Quarterly report pursuant to Section 13 or 15(d)

Convertible Preferred Stock and Stockholders Equity

v3.23.1
Convertible Preferred Stock and Stockholders Equity
3 Months Ended
Mar. 31, 2023
Temporary Equity Disclosure [Abstract]  
Stockholder's Equity

9. STOCKHOLDER'S EQUITY

 

Equity Purchase Agreement

 

On October 5, 2022, the Company, entered into a purchase agreement (the "Purchase Agreement") with Lincoln Park Capital Fund, LLC (“Lincoln Park”), which provides that, upon the terms and subject to the conditions and limitations set forth therein, the Company may sell to Lincoln Park up to $75 million of shares (the “Purchase Shares”) of its Class A common stock, par value $0.0001 per share (the “Common Stock”) over the 36 month term of the Purchase Agreement. Concurrently with entering into the Purchase Agreement, the Company also entered into a registration rights agreement with Lincoln Park, pursuant to which it agreed to provide Lincoln Park with certain registration rights related to the shares issued under the Purchase Agreement (the “Registration Rights Agreement”).

 

Pursuant to the Purchase Agreement, the Company has the right, but not the obligation, on any business day selected by the Company (the “Purchase Date”), to require Lincoln Park to purchase up to 200,000 shares of Common Stock (the “Regular Purchase Amount”) per purchase notice (each such purchase, a “Regular Purchase”).
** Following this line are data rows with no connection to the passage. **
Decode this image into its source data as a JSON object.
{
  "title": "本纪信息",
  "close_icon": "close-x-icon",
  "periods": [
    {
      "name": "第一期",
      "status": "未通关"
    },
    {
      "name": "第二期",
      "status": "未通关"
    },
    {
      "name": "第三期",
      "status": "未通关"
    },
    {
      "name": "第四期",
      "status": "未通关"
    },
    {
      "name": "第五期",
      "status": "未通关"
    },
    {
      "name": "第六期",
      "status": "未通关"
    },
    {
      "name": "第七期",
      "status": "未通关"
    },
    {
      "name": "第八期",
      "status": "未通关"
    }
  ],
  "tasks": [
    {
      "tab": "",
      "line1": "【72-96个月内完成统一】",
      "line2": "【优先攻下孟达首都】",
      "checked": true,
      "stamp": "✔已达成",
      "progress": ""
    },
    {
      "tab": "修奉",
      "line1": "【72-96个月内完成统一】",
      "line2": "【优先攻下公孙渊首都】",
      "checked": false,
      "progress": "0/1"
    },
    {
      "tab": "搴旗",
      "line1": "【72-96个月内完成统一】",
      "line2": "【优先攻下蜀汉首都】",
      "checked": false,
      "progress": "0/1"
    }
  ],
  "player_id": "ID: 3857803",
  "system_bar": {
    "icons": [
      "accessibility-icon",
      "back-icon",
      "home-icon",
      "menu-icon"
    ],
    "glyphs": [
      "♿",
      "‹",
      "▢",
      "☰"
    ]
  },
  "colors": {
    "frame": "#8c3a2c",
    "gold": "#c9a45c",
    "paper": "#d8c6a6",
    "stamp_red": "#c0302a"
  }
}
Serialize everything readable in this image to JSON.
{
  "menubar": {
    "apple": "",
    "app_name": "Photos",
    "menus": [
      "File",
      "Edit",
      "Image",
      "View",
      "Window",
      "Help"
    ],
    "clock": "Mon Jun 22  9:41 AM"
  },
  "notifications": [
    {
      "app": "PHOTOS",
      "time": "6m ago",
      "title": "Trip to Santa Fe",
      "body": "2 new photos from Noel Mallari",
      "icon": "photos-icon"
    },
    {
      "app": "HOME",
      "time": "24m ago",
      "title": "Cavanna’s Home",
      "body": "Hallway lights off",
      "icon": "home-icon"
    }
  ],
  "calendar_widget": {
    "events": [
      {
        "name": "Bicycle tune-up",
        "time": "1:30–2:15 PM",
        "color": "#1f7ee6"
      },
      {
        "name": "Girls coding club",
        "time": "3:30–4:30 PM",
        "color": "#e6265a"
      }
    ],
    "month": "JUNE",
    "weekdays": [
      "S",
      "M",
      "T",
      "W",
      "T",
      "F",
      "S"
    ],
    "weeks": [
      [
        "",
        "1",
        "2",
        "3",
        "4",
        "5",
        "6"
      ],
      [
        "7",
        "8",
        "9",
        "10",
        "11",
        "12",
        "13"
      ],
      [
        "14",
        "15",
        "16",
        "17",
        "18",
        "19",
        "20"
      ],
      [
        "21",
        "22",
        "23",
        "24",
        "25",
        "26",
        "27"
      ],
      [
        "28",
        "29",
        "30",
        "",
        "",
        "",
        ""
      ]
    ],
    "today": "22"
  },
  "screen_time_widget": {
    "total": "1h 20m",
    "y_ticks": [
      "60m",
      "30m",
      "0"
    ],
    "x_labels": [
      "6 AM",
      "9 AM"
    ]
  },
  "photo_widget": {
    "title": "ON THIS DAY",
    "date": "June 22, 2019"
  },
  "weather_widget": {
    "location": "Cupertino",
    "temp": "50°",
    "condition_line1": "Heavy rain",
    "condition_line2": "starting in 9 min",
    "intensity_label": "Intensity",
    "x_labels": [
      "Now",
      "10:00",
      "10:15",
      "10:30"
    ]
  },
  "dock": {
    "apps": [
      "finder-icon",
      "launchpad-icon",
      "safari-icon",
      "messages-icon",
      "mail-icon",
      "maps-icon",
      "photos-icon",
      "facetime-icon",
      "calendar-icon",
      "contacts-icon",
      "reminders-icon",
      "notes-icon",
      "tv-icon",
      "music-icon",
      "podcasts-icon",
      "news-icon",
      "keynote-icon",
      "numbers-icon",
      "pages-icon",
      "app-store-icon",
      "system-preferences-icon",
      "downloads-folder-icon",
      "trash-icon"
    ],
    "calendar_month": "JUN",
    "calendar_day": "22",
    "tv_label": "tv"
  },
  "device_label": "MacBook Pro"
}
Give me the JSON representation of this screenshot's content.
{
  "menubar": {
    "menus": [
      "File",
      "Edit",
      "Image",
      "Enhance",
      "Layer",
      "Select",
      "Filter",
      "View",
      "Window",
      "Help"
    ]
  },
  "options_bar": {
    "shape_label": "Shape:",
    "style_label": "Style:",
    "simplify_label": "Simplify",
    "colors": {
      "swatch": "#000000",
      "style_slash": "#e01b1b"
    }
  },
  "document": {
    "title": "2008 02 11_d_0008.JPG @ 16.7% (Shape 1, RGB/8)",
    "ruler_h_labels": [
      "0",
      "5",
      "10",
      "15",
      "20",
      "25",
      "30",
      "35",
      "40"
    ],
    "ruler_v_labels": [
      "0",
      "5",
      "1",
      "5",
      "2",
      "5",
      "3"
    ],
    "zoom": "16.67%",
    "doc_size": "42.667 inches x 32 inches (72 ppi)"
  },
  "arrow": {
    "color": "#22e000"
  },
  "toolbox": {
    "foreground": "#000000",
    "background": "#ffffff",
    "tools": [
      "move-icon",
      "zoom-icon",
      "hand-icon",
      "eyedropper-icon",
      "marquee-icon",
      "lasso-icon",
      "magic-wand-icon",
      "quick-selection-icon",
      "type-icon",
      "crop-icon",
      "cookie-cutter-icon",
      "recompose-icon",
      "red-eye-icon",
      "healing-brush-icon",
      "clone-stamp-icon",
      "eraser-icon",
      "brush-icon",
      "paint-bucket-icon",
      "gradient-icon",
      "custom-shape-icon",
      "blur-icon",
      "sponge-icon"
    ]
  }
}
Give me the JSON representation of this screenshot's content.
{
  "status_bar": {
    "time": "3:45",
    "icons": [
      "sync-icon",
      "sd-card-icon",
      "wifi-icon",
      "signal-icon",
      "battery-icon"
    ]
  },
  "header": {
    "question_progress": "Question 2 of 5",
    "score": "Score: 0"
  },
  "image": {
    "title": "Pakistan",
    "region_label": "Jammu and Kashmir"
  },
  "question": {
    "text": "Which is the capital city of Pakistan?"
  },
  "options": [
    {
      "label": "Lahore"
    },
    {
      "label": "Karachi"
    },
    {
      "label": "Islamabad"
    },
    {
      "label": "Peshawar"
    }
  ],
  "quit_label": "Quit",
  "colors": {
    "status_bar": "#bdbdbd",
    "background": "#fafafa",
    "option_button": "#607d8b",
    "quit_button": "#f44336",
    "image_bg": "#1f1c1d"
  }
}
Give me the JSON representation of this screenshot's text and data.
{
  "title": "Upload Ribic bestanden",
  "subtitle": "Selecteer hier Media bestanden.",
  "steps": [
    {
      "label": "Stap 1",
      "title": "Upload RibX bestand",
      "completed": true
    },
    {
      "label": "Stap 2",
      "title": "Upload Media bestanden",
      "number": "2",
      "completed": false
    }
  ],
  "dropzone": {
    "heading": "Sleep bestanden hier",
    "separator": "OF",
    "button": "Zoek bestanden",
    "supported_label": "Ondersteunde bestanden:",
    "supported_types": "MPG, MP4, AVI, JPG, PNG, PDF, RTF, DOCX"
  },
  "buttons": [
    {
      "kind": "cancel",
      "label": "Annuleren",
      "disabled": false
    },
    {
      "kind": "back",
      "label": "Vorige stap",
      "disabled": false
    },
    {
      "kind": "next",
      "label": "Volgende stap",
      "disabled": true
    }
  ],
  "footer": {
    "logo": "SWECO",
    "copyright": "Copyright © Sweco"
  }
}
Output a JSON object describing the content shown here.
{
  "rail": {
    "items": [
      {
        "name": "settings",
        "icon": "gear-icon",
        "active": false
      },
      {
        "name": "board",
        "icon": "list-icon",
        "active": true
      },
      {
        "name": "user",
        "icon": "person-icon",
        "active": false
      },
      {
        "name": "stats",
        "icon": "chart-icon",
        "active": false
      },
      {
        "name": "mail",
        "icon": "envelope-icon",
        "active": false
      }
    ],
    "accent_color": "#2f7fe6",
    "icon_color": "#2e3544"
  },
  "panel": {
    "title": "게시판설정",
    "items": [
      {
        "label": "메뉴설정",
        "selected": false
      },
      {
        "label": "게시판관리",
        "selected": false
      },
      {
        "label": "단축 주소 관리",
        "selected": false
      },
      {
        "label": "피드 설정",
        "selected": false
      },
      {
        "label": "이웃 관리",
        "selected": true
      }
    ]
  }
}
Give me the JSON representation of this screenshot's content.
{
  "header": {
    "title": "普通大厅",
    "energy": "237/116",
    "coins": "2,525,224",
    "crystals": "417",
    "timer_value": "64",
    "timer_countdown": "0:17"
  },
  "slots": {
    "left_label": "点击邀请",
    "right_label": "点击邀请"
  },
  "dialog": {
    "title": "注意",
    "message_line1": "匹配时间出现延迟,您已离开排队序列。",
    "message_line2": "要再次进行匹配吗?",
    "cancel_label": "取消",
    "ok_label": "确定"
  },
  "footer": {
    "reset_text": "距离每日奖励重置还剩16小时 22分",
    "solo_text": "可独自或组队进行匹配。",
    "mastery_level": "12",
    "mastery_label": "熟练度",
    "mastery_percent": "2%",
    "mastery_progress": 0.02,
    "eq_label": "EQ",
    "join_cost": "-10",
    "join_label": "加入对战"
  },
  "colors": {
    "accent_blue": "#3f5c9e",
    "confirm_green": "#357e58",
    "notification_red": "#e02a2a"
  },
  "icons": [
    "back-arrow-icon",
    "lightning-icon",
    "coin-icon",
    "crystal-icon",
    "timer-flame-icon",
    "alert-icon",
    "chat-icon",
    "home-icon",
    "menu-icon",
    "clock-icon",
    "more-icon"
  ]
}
The Regular Purchase Amount may be increased to up to (i) 250,000 shares if the closing price of the Common Stock is not below $2.00, (ii) 300,000 shares if the closing price of the Common Stock is not below $3.00 and (iii) 400,000 shares if the closing price of the Common Stock is not below $4.00. Lincoln Park’s committed obligation under a Regular Purchase shall not exceed $2.0 million, provided that the parties may mutually agree at any time to increase the Regular Purchase Amount on any Purchase Date, above and beyond the foregoing amounts that Lincoln Park is committed to purchase. The purchase price per share for each Regular Purchase will be based on prevailing market prices of the Common Stock immediately preceding the time of sale as computed in accordance with the terms set forth in the Purchase Agreement. There are no upper limits on the price per share that Lincoln Park must pay for shares of Common Stock under the Purchase Agreement. Lincoln Park may not assign or transfer its rights and obligations under the Purchase Agreement.

 

The aggregate number of shares that the Company can sell to Lincoln Park under the Purchase Agreement may in no case exceed 47,099,574 shares (subject to adjustment) of Common Stock (which is equal to approximately 19.99% of the shares of Common Stock and Class C common stock, par value $0.0001 per share, combined, outstanding prior to the execution of the Purchase Agreement) (the “Exchange Cap”), unless (i) shareholder approval is obtained to issue Purchase Shares above the Exchange Cap, in which case the Exchange Cap will no longer apply, or (ii) the average price of all applicable sales of Common Stock to Lincoln Park under the Purchase Agreement equals or exceeds the “minimum price”, determined in accordance with applicable Nasdaq Listing Rules, as adjusted as set forth in the Purchase Agreement, such that the Exchange Cap will not apply to issuances and sales of Common Stock under the Purchase Agreement. In all instances, the Company may not sell shares of its Common Stock to Lincoln Park and its affiliates under the Purchase Agreement if it would result in Lincoln Park beneficially owning more than 9.99% of the outstanding shares of Common Stock.

 

The Company issued 701,262 shares of Common Stock to Lincoln Park during the three months ended December 31, 2022, as consideration for its commitment to purchase shares of Common Stock at the Company’s direction from time to time under the Purchase Agreement (the “Commitment Shares,” and, together with the Purchase Shares, the “Shares”). The Purchase Agreement contains customary representations, warranties, covenants, closing conditions, indemnification and termination provisions.

 

There are no limitations on the use of proceeds, financial or business covenants, restrictions on future financings (other than restrictions on the Company’s ability to conduct or enter into an agreement to issue any Common Stock involving an equity line of credit or substantially similar transaction, excluding certain transactions including an at-the-market transaction exclusively with a registered broker-dealer), rights of first refusal, participation rights, penalties or liquidated damages in the Purchase Agreement. The Company may deliver purchase notices under the Purchase Agreement, subject to market conditions, and in light of its capital needs, from time to time and under the limitations contained in the Purchase Agreement. Any proceeds that the Company receives under the Purchase Agreement are expected to be used for general corporate purposes, which may include investments and strategic transactions.

 

As of March 31, 2023, the Company has sold approximately 3.4 million shares of Common Stock under the Purchase Agreement, for net proceeds of approximately $4.2 million, none of which were sold during the three-month period ending March 31, 2023.